Лидия Ивановна спросила у горничной и кухарки Пашетты, зачем она дает это Николаю Семеновичу, и услышала в ответ, что тот без эфира уже не может – привык998
.Судя по той жизни, какую прожила Веселитская, – а в начале века она постепенно отходила от литературы, всё больше занимаясь благотворительностью: преподавала в царскосельской воскресной школе, помогала детям дворников осваивать иностранные языки, растила сына овдовевшего М. О. Меньшикова, – она и в самом деле была доброй, отзывчивой и бескорыстной. Лесков выбрал своего последнего конфидента очень метко.
В 1925 году о знакомстве с ним Веселитская написала воспоминания, завершив их печально, но стоически: «Прошло тридцать с лишним лет со дня кончины Лескова. Из молодой женщины я превратилась в дряхлую, ветхую старуху. Думаю, что и деревянный крест на его могиле обветшал не менее. Но не ветшающий памятник, который он сам воздвиг себе своими сочинениями, стоит твердо и прочно»999
.Умерла Веселитская в бедности, прожив без малого 80 лет и едва сводя концы с концами. Могила ее утрачена, а архив остался и ждет исследователей1000
.Содом и Гоморра
После «На ножах» Лесков предпринял еще три попытки написать роман «общественного направления».
«Хочу уехать месяца на три за границу и сесть за роман»1001
, – писал он И. С. Аксакову 6 апреля 1875 года. Именно тогда он задумал «Чёртовых кукол», но отложил замысел на десять с лишним лет. В начале 1880-х он взялся за «записки человека без направления» – роман «Соколий перелет», публикация которого в «Газете Гатцука» в 1883 году прекратилась в самом начале. Лесков предполагал «изобразить “перелет” от идей», описанных им 20 лет назад в романе «Некуда», «к идеям новейшего времени». Но, как объяснял он в письме в редакцию газеты, роман «был начат писанием давно – более двух лет назад, при обстоятельствах, которые для печати весьма разнятся от нынешних»1002 (вероятно, он имел в виду усилившиеся при Александре III цензурные ограничения):«Останавливаюсь просто потому, что – верно или неверно – я нахожу эту пору совершенно неудобною для общественного романа, написанного правдиво, как я стараюсь по крайней мере писать, не подчиняясь ни партийным, ни каким другим давлениям».
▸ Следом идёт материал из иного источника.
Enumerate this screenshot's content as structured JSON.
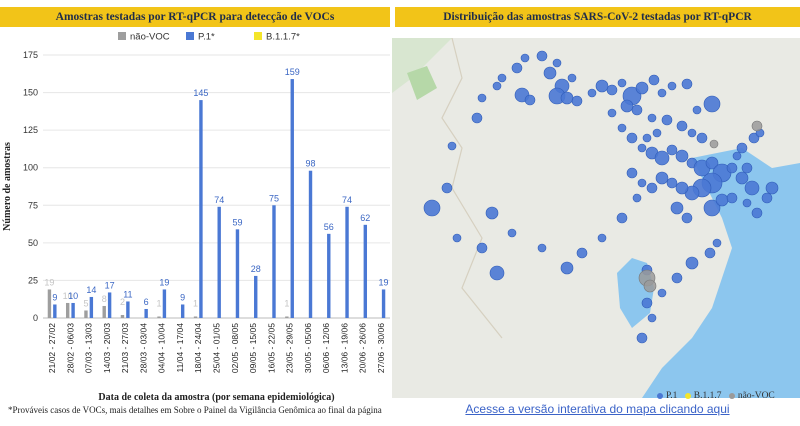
{
  "left_header": "Amostras testadas por RT-qPCR para detecção de VOCs",
  "right_header": "Distribuição das amostras SARS-CoV-2 testadas por RT-qPCR",
  "footnote": "*Prováveis casos de VOCs, mais detalhes em Sobre o Painel da Vigilância Genômica ao final da página",
  "map_link": "Acesse a versão interativa do mapa clicando aqui",
  "map_legend": [
    {
      "label": "P.1",
      "color": "#4a78d4"
    },
    {
      "label": "B.1.1.7",
      "color": "#f4e52a"
    },
    {
      "label": "não-VOC",
      "color": "#9a9a9a"
    }
  ],
  "chart_data": {
    "type": "bar",
    "title": "Amostras testadas por RT-qPCR para detecção de VOCs",
    "xlabel": "Data de coleta da amostra (por semana epidemiológica)",
    "ylabel": "Número de amostras",
    "ylim": [
      0,
      175
    ],
    "yticks": [
      0,
      25,
      50,
      75,
      100,
      125,
      150,
      175
    ],
    "grid": true,
    "legend_position": "top-center",
    "categories": [
      "21/02 - 27/02",
      "28/02 - 06/03",
      "07/03 - 13/03",
      "14/03 - 20/03",
      "21/03 - 27/03",
      "28/03 - 03/04",
      "04/04 - 10/04",
      "11/04 - 17/04",
      "18/04 - 24/04",
      "25/04 - 01/05",
      "02/05 - 08/05",
      "09/05 - 15/05",
      "16/05 - 22/05",
      "23/05 - 29/05",
      "30/05 - 05/06",
      "06/06 - 12/06",
      "13/06 - 19/06",
      "20/06 - 26/06",
      "27/06 - 30/06"
    ],
    "series": [
      {
        "name": "não-VOC",
        "color": "#9e9e9e",
        "values": [
          19,
          10,
          5,
          8,
          2,
          0,
          1,
          0,
          1,
          0,
          0,
          0,
          0,
          1,
          0,
          0,
          0,
          0,
          0
        ]
      },
      {
        "name": "P.1*",
        "color": "#4a78d4",
        "values": [
          9,
          10,
          14,
          17,
          11,
          6,
          19,
          9,
          145,
          74,
          59,
          28,
          75,
          159,
          98,
          56,
          74,
          62,
          19
        ]
      },
      {
        "name": "B.1.1.7*",
        "color": "#f4e52a",
        "values": [
          0,
          0,
          0,
          0,
          0,
          0,
          0,
          0,
          0,
          0,
          0,
          0,
          0,
          0,
          0,
          0,
          0,
          0,
          0
        ]
      }
    ]
  }
}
Вскоре была предпринята следующая попытка. Лесков начал сочинять «Незаметный след», по замыслу примыкавший к «Сокольему перелету». Начало романа было напечатано в первом номере журнала «Новь», но продолжения не последовало. В очередном письме в редакцию (правда, уже другого издания), написанном в сентябре 1885 года, Лесков указывает «на разные неблагоприятные обстоятельства», которые помешали ему завершить труд. Очевидно, речь опять шла о цензуре.
В обоих задуманных романах Лесков предполагал написать портрет «человека без направления» – независимого и свободного от узости, диктуемой любым направлением. Эта роль была уготована герою, присутствовавшему и в том и в другом тексте, – Адаму Безбедовичу, сыну униатского священника, деятельному, благородному практику, не сомневавшемуся, что «быть консерватором так же нехорошо, как быть во всяком случае радикалом и либералом».
Свою политическую программу Безбедович излагает в одном из сохранившихся набросков «Сокольего перелета»: для облегчения участи «холодных и голодных» в России необходимо произвести «улучшения в экономическом устройстве и свободе слова». Именно свобода слова, «самая широкая и ничем не стесняемая», поможет «оживить уснувший дух народа и возбудить к кипучей деятельности его гений». Свобода обеспечит и усиление веры в народе, которую в последнее время он «сильно утрачивает»1003
из-за растущей вокруг лжи. К революционным изменениям Безбедович, разумеется, не призывал, но предлагал многое реформировать. Лесков понимал, что роман о необходимости менять Россию, скорее всего, будет запрещен, и, видимо, не захотел зря тратить на него силы. Хотя, возможно, внешними причинами маскировались внутренние – отторжение романа как жанра чуждого, не своего. Лесков по-прежнему чувствовал, что эта литературная форма ему всюду теснит и жмет, что, ступая на поле романного повествования, он утрачивает неповторимость. Это очень заметно в «Чертовых куклах»: третий неоконченный роман выглядит как удачный перевод среднего европейского беллетриста, подражающего то Гофману, то Флоберу.